Ask your friends if they're noticing that you're acting different.  Ask them how they see you taking care of yourself.  Talk to them openly n a safe space to give you their observations of you.

I didn't really take all of this seriously - even after medical professionals told me - until a close friend approached me about it.  She said I was acting different, I wasn't taking care of myself, and she was concerned.  Having someone I talk to all day and see throughout the week tell me they observed these things really opened my eyes.  

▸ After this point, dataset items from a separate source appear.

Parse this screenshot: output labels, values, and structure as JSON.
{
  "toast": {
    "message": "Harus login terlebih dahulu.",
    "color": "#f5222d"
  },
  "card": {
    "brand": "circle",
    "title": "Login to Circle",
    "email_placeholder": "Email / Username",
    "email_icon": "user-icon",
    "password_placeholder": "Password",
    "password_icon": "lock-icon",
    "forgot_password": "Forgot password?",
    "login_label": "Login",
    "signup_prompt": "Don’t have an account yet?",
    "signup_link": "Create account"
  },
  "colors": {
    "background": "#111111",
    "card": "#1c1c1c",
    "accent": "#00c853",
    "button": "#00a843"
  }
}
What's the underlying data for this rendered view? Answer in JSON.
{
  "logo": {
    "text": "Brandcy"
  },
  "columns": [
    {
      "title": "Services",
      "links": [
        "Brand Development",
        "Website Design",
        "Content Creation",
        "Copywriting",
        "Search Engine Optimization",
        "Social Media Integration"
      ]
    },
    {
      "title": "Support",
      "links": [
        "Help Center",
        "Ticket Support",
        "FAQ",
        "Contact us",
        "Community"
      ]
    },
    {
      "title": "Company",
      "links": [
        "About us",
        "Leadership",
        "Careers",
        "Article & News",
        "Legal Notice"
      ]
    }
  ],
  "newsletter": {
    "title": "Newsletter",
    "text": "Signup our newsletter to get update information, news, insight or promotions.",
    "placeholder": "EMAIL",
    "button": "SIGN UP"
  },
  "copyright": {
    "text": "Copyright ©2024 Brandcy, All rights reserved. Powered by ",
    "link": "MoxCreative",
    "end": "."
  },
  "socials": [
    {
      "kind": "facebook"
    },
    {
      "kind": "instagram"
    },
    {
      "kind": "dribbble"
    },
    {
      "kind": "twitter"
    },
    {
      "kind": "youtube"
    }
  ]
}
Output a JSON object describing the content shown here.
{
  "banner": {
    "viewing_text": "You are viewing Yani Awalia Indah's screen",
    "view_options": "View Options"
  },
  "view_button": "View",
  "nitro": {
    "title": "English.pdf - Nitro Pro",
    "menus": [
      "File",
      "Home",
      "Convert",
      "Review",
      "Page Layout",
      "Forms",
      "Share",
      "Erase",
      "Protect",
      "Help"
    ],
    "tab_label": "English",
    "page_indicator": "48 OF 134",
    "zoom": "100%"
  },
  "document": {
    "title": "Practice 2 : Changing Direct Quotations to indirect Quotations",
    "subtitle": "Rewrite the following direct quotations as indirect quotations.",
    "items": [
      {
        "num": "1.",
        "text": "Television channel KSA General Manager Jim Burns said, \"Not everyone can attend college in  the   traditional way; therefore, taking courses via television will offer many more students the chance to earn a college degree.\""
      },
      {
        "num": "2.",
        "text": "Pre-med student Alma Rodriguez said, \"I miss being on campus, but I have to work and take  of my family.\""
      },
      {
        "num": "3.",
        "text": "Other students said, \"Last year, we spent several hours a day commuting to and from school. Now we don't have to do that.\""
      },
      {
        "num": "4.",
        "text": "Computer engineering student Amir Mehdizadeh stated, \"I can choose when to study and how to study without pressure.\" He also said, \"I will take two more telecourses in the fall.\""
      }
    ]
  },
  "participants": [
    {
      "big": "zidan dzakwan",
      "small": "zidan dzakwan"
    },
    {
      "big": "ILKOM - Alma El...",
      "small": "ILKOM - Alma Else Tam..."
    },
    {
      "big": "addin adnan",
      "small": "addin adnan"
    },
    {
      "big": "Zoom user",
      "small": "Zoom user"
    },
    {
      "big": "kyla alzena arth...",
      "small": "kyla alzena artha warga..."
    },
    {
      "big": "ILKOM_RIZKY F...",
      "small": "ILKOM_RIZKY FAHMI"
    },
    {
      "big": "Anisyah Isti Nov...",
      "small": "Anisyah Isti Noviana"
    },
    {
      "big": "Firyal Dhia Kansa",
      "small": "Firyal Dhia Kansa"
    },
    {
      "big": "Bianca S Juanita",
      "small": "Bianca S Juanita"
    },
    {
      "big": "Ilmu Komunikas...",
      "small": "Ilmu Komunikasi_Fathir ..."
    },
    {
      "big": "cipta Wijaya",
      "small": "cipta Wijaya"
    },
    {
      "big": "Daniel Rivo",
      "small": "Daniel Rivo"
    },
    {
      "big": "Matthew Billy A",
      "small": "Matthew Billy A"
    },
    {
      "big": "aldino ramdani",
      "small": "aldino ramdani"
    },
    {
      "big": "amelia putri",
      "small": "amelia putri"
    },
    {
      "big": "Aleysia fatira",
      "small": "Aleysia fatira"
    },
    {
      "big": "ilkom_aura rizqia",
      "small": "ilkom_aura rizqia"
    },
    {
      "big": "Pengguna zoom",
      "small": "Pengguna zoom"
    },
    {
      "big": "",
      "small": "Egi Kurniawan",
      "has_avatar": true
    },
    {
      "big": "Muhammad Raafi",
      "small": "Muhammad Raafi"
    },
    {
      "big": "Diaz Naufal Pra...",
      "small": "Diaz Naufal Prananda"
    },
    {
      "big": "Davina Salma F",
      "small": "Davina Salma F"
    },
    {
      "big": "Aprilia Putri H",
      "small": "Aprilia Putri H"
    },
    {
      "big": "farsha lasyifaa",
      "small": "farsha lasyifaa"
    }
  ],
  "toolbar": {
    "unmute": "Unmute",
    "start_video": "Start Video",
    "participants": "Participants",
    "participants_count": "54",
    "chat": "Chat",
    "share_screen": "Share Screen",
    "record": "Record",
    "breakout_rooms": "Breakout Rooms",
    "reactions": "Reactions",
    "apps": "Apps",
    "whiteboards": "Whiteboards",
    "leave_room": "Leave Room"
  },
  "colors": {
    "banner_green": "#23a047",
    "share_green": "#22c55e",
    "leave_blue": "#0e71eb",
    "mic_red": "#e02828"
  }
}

Mental health is so critical.  I can't say it enough, get help.  Get in tune with yourself.  Prioritize your mental health.  You've got one life.  Don't waste it in a dark place for very long.  Do the work to get the most out of this awesome world we live in.  

 

Diaries of My Anxiety Part 328632

It's been quite some time since I updated you on the adventures of my anxiety.  Oddly - I don't feel like I've been living my best life and yet my anxiety has been a lot more in control than I can ever remember it being.  And here's why:

  • Consistent therapy
  • The right medications
  • Boundaries
  • Self Care

Therapy

Due to my crazy schedule, I don't always get to therapy weekly.  But I never miss more than once week.  That is my rule.  Therapy has provided me such a safe space.  It gives my very analytical mind a third party with no skin in the game to bounce my anxious thoughts off of.  My therapist is a good fit for me because I feel comfortable enough not to do anything but be myself.  I'm honest, open, and I don't justify anything.  Therapy is such a critical tool in my arsenal because it helps me to view myself and my problems in a way that I maybe had not seen before.

The Right Medications

I had never seen a psychiatrist until I moved  to Texas.  In Texas, you have to see a psychiatrist in order to be prescribed with mental health medications.  And what a difference it has made.  I've been on one form or another of antianxiety or depression medication since I was a teenager.  But I never felt quite right with what I had been on.  Seeing a psychiatrist has entirely changed that.  She understands I don't want to be controlled by medications and that I'm willing to put in a little more work to not rely on them.  If you're  taking medications to help your mental health - make sure you are educated and involved in what you're being prescribed.

Boundaries

I talk a lot about boundaries.  And I used to think I was pretty decent at setting them.  Turns out, I'm not.  I let people take advantage of me in my personal and professional lives.  Until recently.  I've almost become a bit ruthless in the way that I set boundaries now.  If I'm burnt out at work, I say no to new assignments.  I simply refuse to travel.  I am vocal about my exhaustion.  And while one day, it may bite me - it's worth it.  In my personal life, if friendships exhaust me, I pull away.  If relationships aren't providing me joy, I leave.  Certainly I have moments of weakness, but having the power within me to say no - is absolutely fueling my confidence.

Self Care

I am pretty bad at self care.  I always used to think I was practicing it but until my therapist sat down with me and showed me examples of self care - and then told me that I can create my own version of self care - I was wrong.  Self care should be practiced daily.  Not once a week, not burning out until I need an entire weekend of it.  Daily.  So that's what I do.  I take time each day to really do things that I know reset me.  Whether that be working out, watching TV, talking to friends, writing - whatever - I do it.  And I don't explain myself when I cancel other plans to put me first.

My anxiety is and always will be a constant battle.  I'm going to feel incredible for periods of time, and utterly hopeless others.  I hope that what I have to say and share when it comes to my anxiety helps inspire you to take control of whatever mental health struggle you have in life.  Because it is possible to live your best life with anxiety or depression - or whatever it is you struggle with.  It's extra work, but nothing worth it ever comes easy.